Pourtant rien n’avance et ce foutu jeu de cartomancie cher à Sidonie, confirme ce que la vie m’inflige déjà depuis 3 ans ! Merde ! C’est injuste ! Un espoir peut-être ?

Charlotte tire encore des cartes. Une rencontre ? Éphémère… Quand ? Où ? Comment ? Il a des poils ? Ben quoi…

Cette question de poils à son importance merde ! Ça aiguille un peu…

Pour voir qui me tourne autour. Personne ! Tu le sais bien. Si, quelques cinglés bien sûr.

Lequel parmi les tarés du SMS, Tinder addicts, est sur les rangs de ce tarot maudit ?

On s’esclaffe, petit point de précision de taille, Charlotte ne s’abaisse pas à s’inscrire sur les réseaux depuis 3 ans, je ne suis pas une marchandise en solde !

Car oui, Charlotte a des idées très arrêtées sur le consumérisme sexuel lié à l’inscription sur un site de rencontres.

Le comportement déplacé, des soi-disant super copains célibs trop classes, intelligents et tout et tout qui vont te plaire, c’est sûr, cette phrase entendue 100 fois, la fait douter de tout, elle n’est jamais intéressée.
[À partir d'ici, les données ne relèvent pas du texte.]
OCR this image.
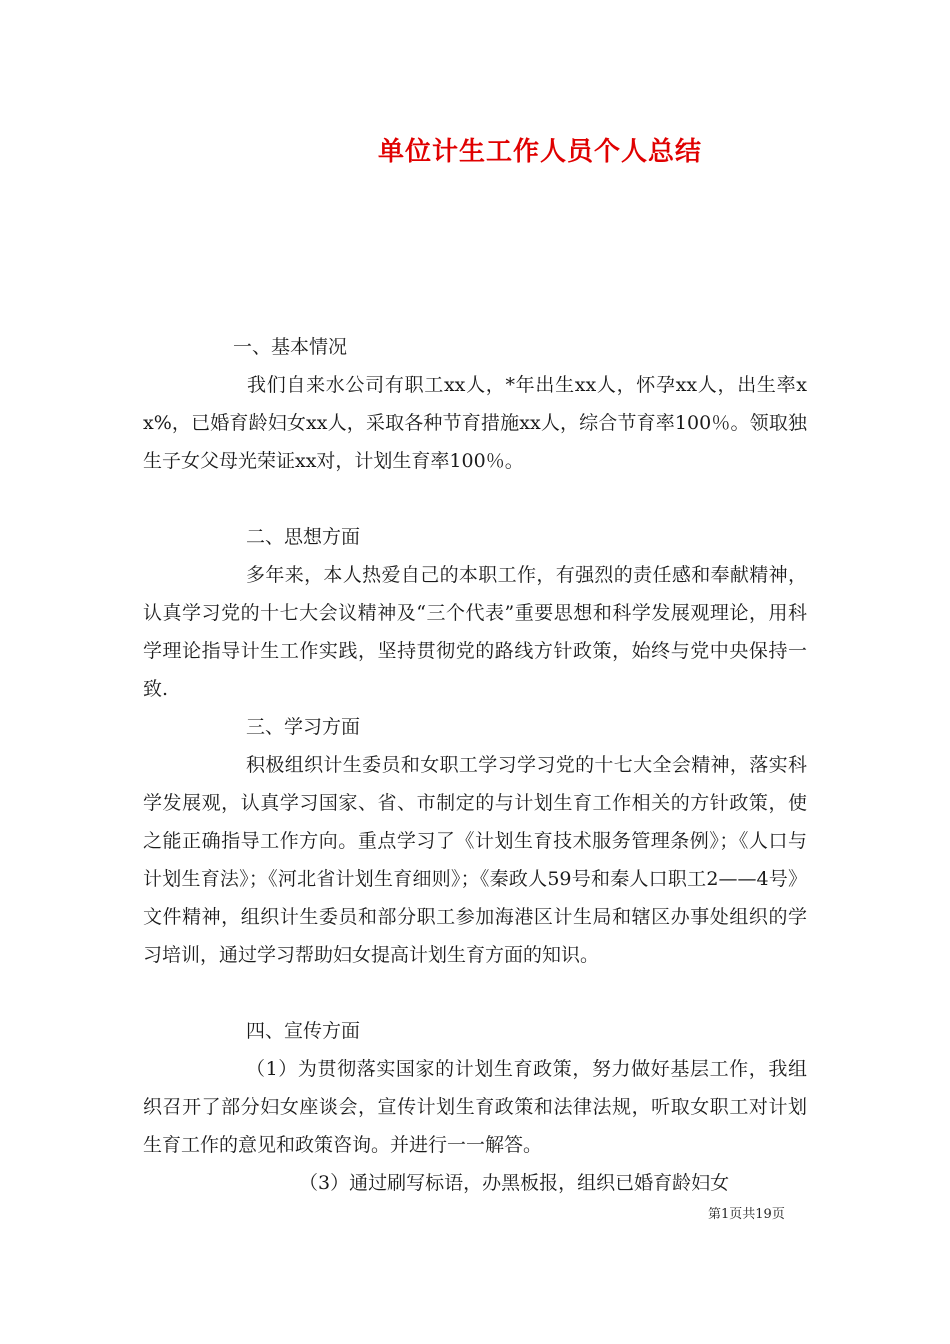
单位计生工作人员个人总结
一、基本情况
我们自来水公司有职工xx人，*年出生xx人，怀孕xx人，出生率xx%，已婚育龄妇女xx人，采取各种节育措施xx人，综合节育率100％。领取独生子女父母光荣证xx对，计划生育率100％。
二、思想方面
多年来，本人热爱自己的本职工作，有强烈的责任感和奉献精神，认真学习党的十七大会议精神及“三个代表”重要思想和科学发展观理论，用科学理论指导计生工作实践，坚持贯彻党的路线方针政策，始终与党中央保持一致.
三、学习方面
积极组织计生委员和女职工学习学习党的十七大全会精神，落实科学发展观，认真学习国家、省、市制定的与计划生育工作相关的方针政策，使之能正确指导工作方向。重点学习了《计划生育技术服务管理条例》；《人口与计划生育法》；《河北省计划生育细则》；《秦政人59号和秦人口职工2——4号》文件精神，组织计生委员和部分职工参加海港区计生局和辖区办事处组织的学习培训，通过学习帮助妇女提高计划生育方面的知识。
四、宣传方面
（1）为贯彻落实国家的计划生育政策，努力做好基层工作，我组织召开了部分妇女座谈会，宣传计划生育政策和法律法规，听取女职工对计划生育工作的意见和政策咨询。并进行一一解答。
（3）通过刷写标语，办黑板报，组织已婚育龄妇女
第1页共19页
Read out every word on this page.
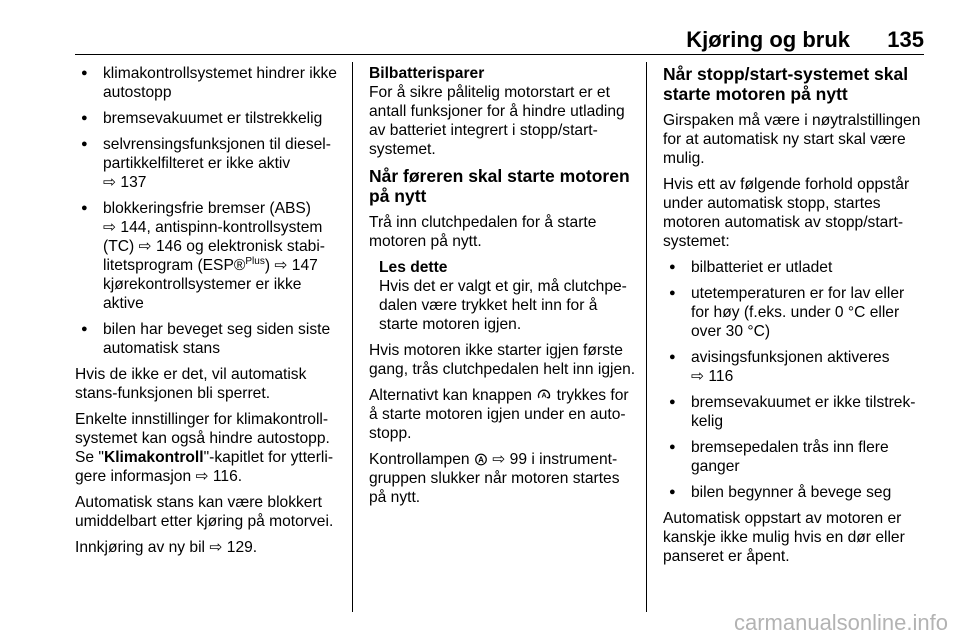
Kjøring og bruk 135
● klimakontrollsystemet hindrer ikke autostopp
● bremsevakuumet er tilstrekkelig
● selvrensingsfunksjonen til diesel-partikkelfilteret er ikke aktiv
⇨ 137
● blokkeringsfrie bremser (ABS)
⇨ 144, antispinn-kontrollsystem (TC) ⇨ 146 og elektronisk stabi-litetsprogram (ESP®$^{Plus}$) ⇨ 147 kjørekontrollsystemer er ikke aktive
● bilen har beveget seg siden siste automatisk stans

Hvis de ikke er det, vil automatisk stans-funksjonen bli sperret.

Enkelte innstillinger for klimakontroll-systemet kan også hindre autostopp. Se "Klimakontroll"-kapitlet for ytterli-gere informasjon ⇨ 116.

Automatisk stans kan være blokkert umiddelbart etter kjøring på motorvei.

Innkjøring av ny bil ⇨ 129.

Bilbatterisparer

For å sikre pålitelig motorstart er et antall funksjoner for å hindre utlading av batteriet integrert i stopp/start-systemet.

Når føreren skal starte motoren på nytt

Trå inn clutchpedalen for å starte motoren på nytt.

Les dette
Hvis det er valgt et gir, må clutchpe-dalen være trykket helt inn for å starte motoren igjen.

Hvis motoren ikke starter igjen første gang, trås clutchpedalen helt inn igjen.

Alternativt kan knappen A trykkes for å starte motoren igjen under en auto-stopp.

Kontrollampen A ⇨ 99 i instrument-gruppen slukker når motoren startes på nytt.

Når stopp/start-systemet skal starte motoren på nytt

Girspaken må være i nøytralstillingen for at automatisk ny start skal være mulig.

Hvis ett av følgende forhold oppstår under automatisk stopp, startes motoren automatisk av stopp/start-systemet:

● bilbatteriet er utladet
● utetemperaturen er for lav eller for høy (f.eks. under 0 °C eller over 30 °C)
● avisingsfunksjonen aktiveres
⇨ 116
● bremsevakuumet er ikke tilstrek-kelig
● bremsepedalen trås inn flere ganger
● bilen begynner å bevege seg

Automatisk oppstart av motoren er kanskje ikke mulig hvis en dør eller panseret er åpent.

carmanualsonline.info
Qu’est-ce qui dans ma tenue ou mes propos a pu parfois faire penser à ces merveilleux spécimens remplis de testostérone que je suis une personne tarifée ?

Rien ! Pourtant, dans leur comportement, ils tentent, ils n’ont pas de temps à perdre.

Certains ont plus de désillusion que prévu, ils veulent tout tenter, mauvaise pioche ! Pas avec moi ! Pourtant mon statut de nouvelle célibataire pourrait m’autoriser toutes les folies, car oui, 50 ans, célibataire, c’est s’exposer à tous les cinglés, bien-sous-tous-rapports qui par le miracle de la vie, après avoir été en couple sages et respectueux, se révèlent de fieffés goujats déglingués en quête de tout ce qu’ils n’ont pas encore fait et qui leur passe par la tête, qu’il leur faut faire à tout prix avant de mourir !

Problématique du temps qui passe, encore et toujours le constat a de quoi dégoûter de la drague…

Pourtant le bonheur est toujours au rendez-vous et la vie est belle, Charlotte le percevait chaque jour un peu plus grâce à sa tribu, à ses amies.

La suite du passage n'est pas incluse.